Ein Humidor muss immer über eine Quelle verfügen, die die Feuchtigkeit erzeugt und kontrolliert. Es lohnt sich, die Aufbewahrung und Alterung der Habanos den Spezialgeschäften zu überlassen, aber sofern Sie es wünschen, können Sie dies auch zu Hause tun.

12- DAS RAUCHEN 

AUSWAHL 
 
 Für Personen, die mit dem Rauchen von Habanos beginnen, empfiehlt es sich, mit den weniger kräftigen Marken zu beginnen und mit einem Format wie Marevas und Panetelas, deren Geschmack leichter ist.

Für die erfahrenen Raucher ist das beste Auswahlkriterium die Zeit, die sie haben, um ihre Habano zu genießen.

Tasten Sie die Cigarre sanft ab und drücken Sie sie leicht zwischen Daumen und Zeigefinger, dann erkennen Sie ihren Zustand. Bei der Berührung muss sie sich fest, aber nicht hart anfühlen. 
Genießen Sie das Aroma eines gut getrockneten Blattes, das Ihnen ankündigt, welchen Geschmack Sie danach genießen werden.

ANSCHNEIDEN

Eine Habano soll genau über der Linie geschnitten werden, wo sich Kappe und Deckblatt vereinen. Ziel ist es, eine Öffnung zu schaffen, die groß genug für einen guten Zug ist, ohne dass sich das Deckblatt löst. 

ANZÜNDEN

Hier müssen zwei Grundprinzipien befolgt werden:
Zünden Sie Ihre Cigarre mit einer geruchlosen Flamme an:
Am besten geeignet sind lange Streichhölzer oder Zedernspäne. Wenn Sie das nicht haben, können Sie auch ein Butangasfeuerzeug verwenden.

Das zweite Prinzip: nehmen Sie sich Zeit. Halten Sie das Mundstück der Habano in einem Winkel von etwa 90 Grad zur Flamme und drehen Sie es so lange, bis die Oberfläche gleichmäßig angebrannt ist. 

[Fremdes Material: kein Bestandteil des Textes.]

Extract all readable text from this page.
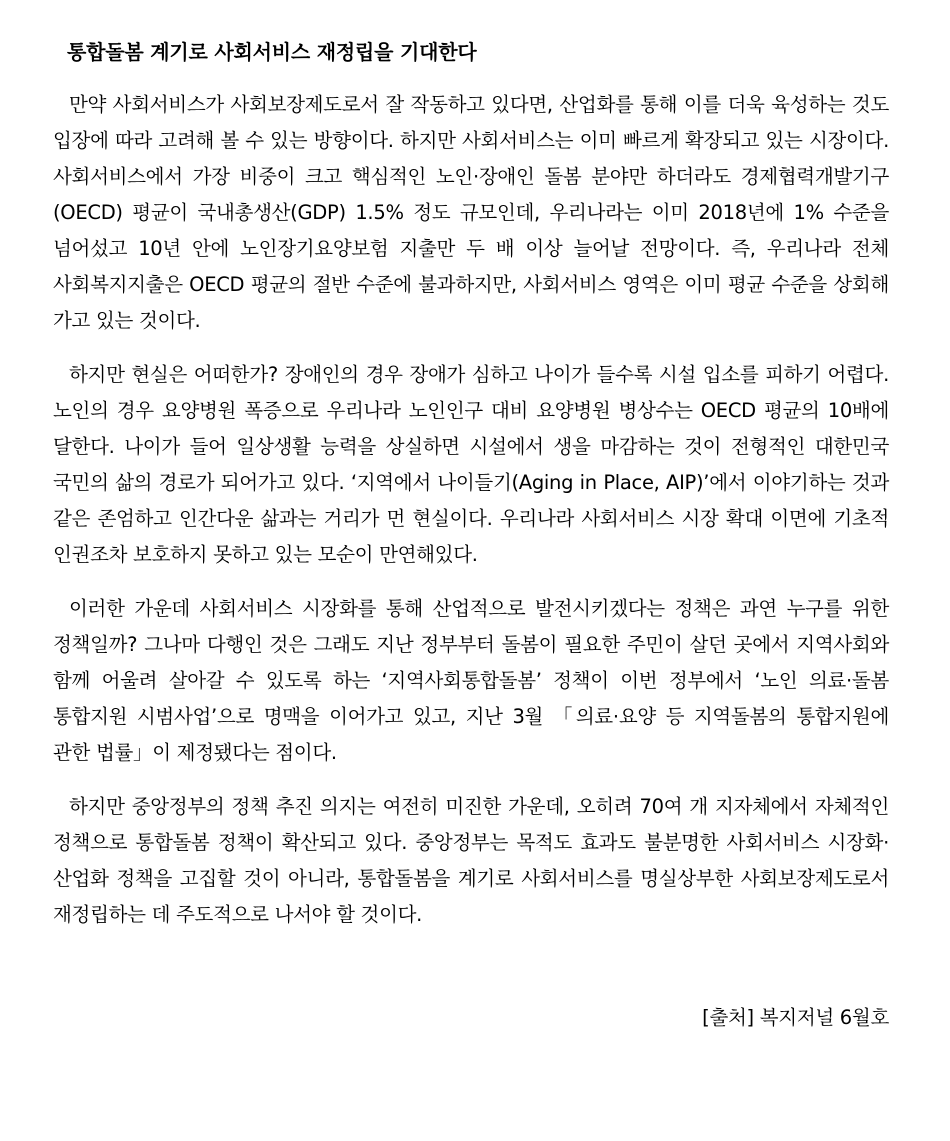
통합돌봄 계기로 사회서비스 재정립을 기대한다

만약 사회서비스가 사회보장제도로서 잘 작동하고 있다면, 산업화를 통해 이를 더욱 육성하는 것도 입장에 따라 고려해 볼 수 있는 방향이다. 하지만 사회서비스는 이미 빠르게 확장되고 있는 시장이다. 사회서비스에서 가장 비중이 크고 핵심적인 노인·장애인 돌봄 분야만 하더라도 경제협력개발기구(OECD) 평균이 국내총생산(GDP) 1.5% 정도 규모인데, 우리나라는 이미 2018년에 1% 수준을 넘어섰고 10년 안에 노인장기요양보험 지출만 두 배 이상 늘어날 전망이다. 즉, 우리나라 전체 사회복지지출은 OECD 평균의 절반 수준에 불과하지만, 사회서비스 영역은 이미 평균 수준을 상회해 가고 있는 것이다.

하지만 현실은 어떠한가? 장애인의 경우 장애가 심하고 나이가 들수록 시설 입소를 피하기 어렵다. 노인의 경우 요양병원 폭증으로 우리나라 노인인구 대비 요양병원 병상수는 OECD 평균의 10배에 달한다. 나이가 들어 일상생활 능력을 상실하면 시설에서 생을 마감하는 것이 전형적인 대한민국 국민의 삶의 경로가 되어가고 있다. ‘지역에서 나이들기(Aging in Place, AIP)’에서 이야기하는 것과 같은 존엄하고 인간다운 삶과는 거리가 먼 현실이다. 우리나라 사회서비스 시장 확대 이면에 기초적 인권조차 보호하지 못하고 있는 모순이 만연해있다.

이러한 가운데 사회서비스 시장화를 통해 산업적으로 발전시키겠다는 정책은 과연 누구를 위한 정책일까? 그나마 다행인 것은 그래도 지난 정부부터 돌봄이 필요한 주민이 살던 곳에서 지역사회와 함께 어울려 살아갈 수 있도록 하는 ‘지역사회통합돌봄’ 정책이 이번 정부에서 ‘노인 의료·돌봄 통합지원 시범사업’으로 명맥을 이어가고 있고, 지난 3월 「의료·요양 등 지역돌봄의 통합지원에 관한 법률」이 제정됐다는 점이다.

하지만 중앙정부의 정책 추진 의지는 여전히 미진한 가운데, 오히려 70여 개 지자체에서 자체적인 정책으로 통합돌봄 정책이 확산되고 있다. 중앙정부는 목적도 효과도 불분명한 사회서비스 시장화·산업화 정책을 고집할 것이 아니라, 통합돌봄을 계기로 사회서비스를 명실상부한 사회보장제도로서 재정립하는 데 주도적으로 나서야 할 것이다.

[출처] 복지저널 6월호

Nehmen Sie die Cigarre zwischen Ihre Lippen, halten Sie die Flamme einen Zentimeter vom Mundstück der Habano entfernt und ziehen Sie so lange, bis die Flamme die Cigarre erreicht hat. Drehen sie dabei die Cigarre ständig weiter.
Blasen Sie ganz leicht auf den angezündeten Teil der Cigarre, um sicher zu gehen, dass sie gleichmäßig angezündet ist.

RAUCHEN

Inhalieren Sie den Rauch nicht - Sie rauchen keine Zigarette. Ziehen Sie so lange, bis der Rauch Ihren Mund füllt und Ihre Geschmacksnerven ergötzt.
Entspannen Sie sich und genießen Sie den subtilen Geschmack und das Aroma dieser Habano.

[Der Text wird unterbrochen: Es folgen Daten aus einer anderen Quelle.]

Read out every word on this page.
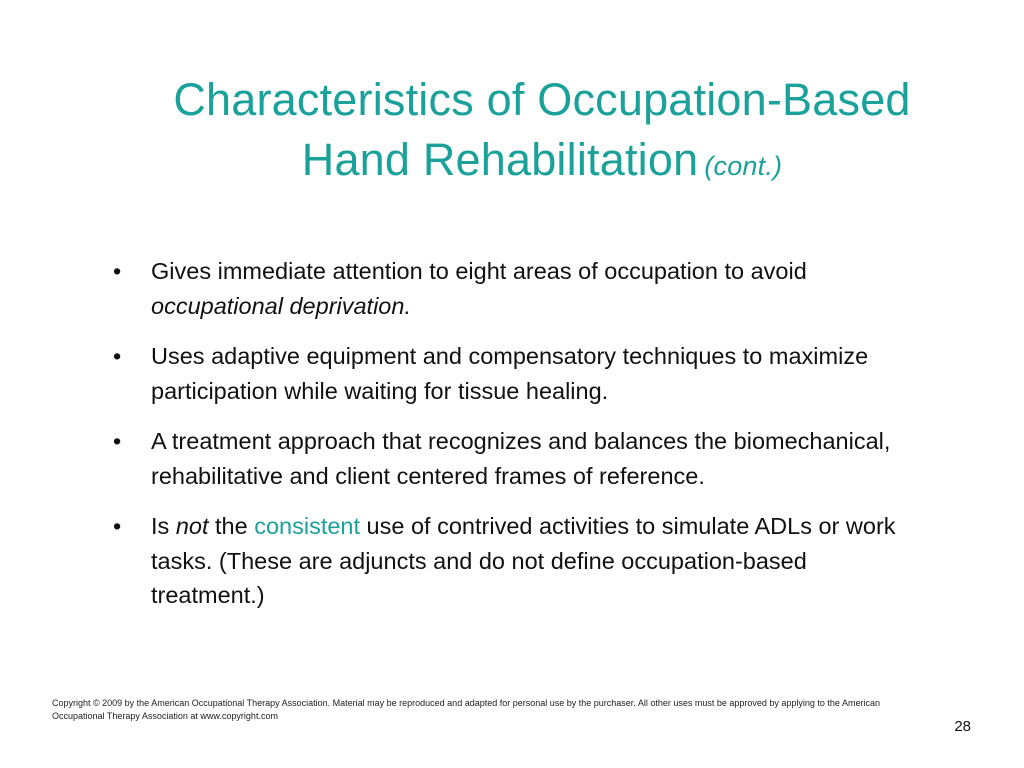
Characteristics of Occupation-Based
Hand Rehabilitation (cont.)
• Gives immediate attention to eight areas of occupation to avoid occupational deprivation.
• Uses adaptive equipment and compensatory techniques to maximize participation while waiting for tissue healing.
• A treatment approach that recognizes and balances the biomechanical, rehabilitative and client centered frames of reference.
• Is not the consistent use of contrived activities to simulate ADLs or work tasks. (These are adjuncts and do not define occupation-based treatment.)
Copyright © 2009 by the American Occupational Therapy Association. Material may be reproduced and adapted for personal use by the purchaser. All other uses must be approved by applying to the American Occupational Therapy Association at www.copyright.com
28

Verschieben und entfernen Sie den Ring nicht, denn Sie laufen Gefahr, das Deckblatt zu beschädigen und könnten damit Ihre Cigarre ruinieren.
Geht Ihre Habano aus, ist es kein Problem sie wieder anzuzünden. Allerdings müssen sie zunächst die lose Asche entfernen, sonst wird es schwierig, sie wieder anzuzünden.

DER ABSCHIED

Wie der beste Wein, ist eine Habano ein Meisterwerk, das in perfekter Tradition hergestellt wird. 
Wenn Sie Ihre Habano ausmachen, drücken Sie sie nicht aus. Lassen Sie sie auf dem Aschenbecher ruhen, sie geht von selbst aus. Erlauben Sie es ihr, in Würde zu vergehen.